The result is an exhibit that has been billed as the largest and most comprehensive comic book art and memorabilia exhibit in the world.
When the touring exhibit opens in Chicago, it will also feature 20 to 30 pieces new to the exhibit.
“The exhibit isn’t static because the Marvel Universe isn’t static,” Saunders says.
The additions include a section on the character Riri Williams, a 15-year-old African American from Chicago who builds her own version of Tony Stark’s Iron Man armor and begins to fight crime as the superhero Ironheart. Chicagoan Eve Ewing was a writer for the series, and the exhibit will feature original cover art from her run of the comic.
“Ironheart is a bit of a banner character in the Marvel Universe at the moment,” says Patrick Reed, associate curator and marketing consultant for the exhibit. “She is a popular character, and Marvel just announced an ‘Ironheart’ television series will be coming soon to Disney Plus.”
Though Marvel characters are more closely associated with New York, the exhibit does feature other characters that call the Chicago area home. Tough as nails S.H.I.E.L.D. operative Maria Hill (played by Cobie Smulders in the “Avengers” films) is Chicago born and raised. X-Men members Kitty Pryde and Beast also hail, respectively, from Deerfield and the fictional city of Dundee, Illinois. The city of Waukegan’s official website even lists Marvel’s Johnny Blaze (also known as the spirit of vengeance called Ghost Rider) as one of its famous Waukeganites.

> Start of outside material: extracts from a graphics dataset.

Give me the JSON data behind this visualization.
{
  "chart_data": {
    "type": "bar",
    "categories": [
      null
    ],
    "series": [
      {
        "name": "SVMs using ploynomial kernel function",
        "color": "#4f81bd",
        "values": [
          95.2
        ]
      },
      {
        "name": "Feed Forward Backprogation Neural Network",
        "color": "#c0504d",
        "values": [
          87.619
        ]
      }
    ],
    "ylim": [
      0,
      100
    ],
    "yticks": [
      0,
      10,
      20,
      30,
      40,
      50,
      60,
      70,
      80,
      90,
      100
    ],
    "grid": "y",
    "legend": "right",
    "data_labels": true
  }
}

“That tells you everything you need to know about the cultural impact comic books have had,” Saunders says. “The fact that Ghost Rider is a source of civic pride is wonderful. It is evidence of the value we have started to place on these characters.”
The exhibit also features photo opportunities courtesy of some life-size characters from the Marvel Universe. Saunders says he is most proud of The Thing from “Fantastic Four.”
“He has fallen asleep on the couch reading a book and I was able to write a mini-Marvel movie of sorts,” Saunders says. “In the window behind him, we animated various characters popping up over three or four minutes.”
At the exhibit, it won’t just be superheroes wearing masks, says Jeff Buonomo, the Musuem of Science and Industry’s senior manager of special exhibitions and business partnerships.
“Masks will be required [of all guests and employees],” he says. “We are also offering plenty of hand sanitizer and disposable styluses for use on the touch screens in the exhibit.”
And since the museum is operating under 25% capacity per state pandemic guidelines, Buonomo says tickets are going fast.
“The demand unfortunately is greater than the supply.”
Misha Davenport is a Chicago-based freelance writer.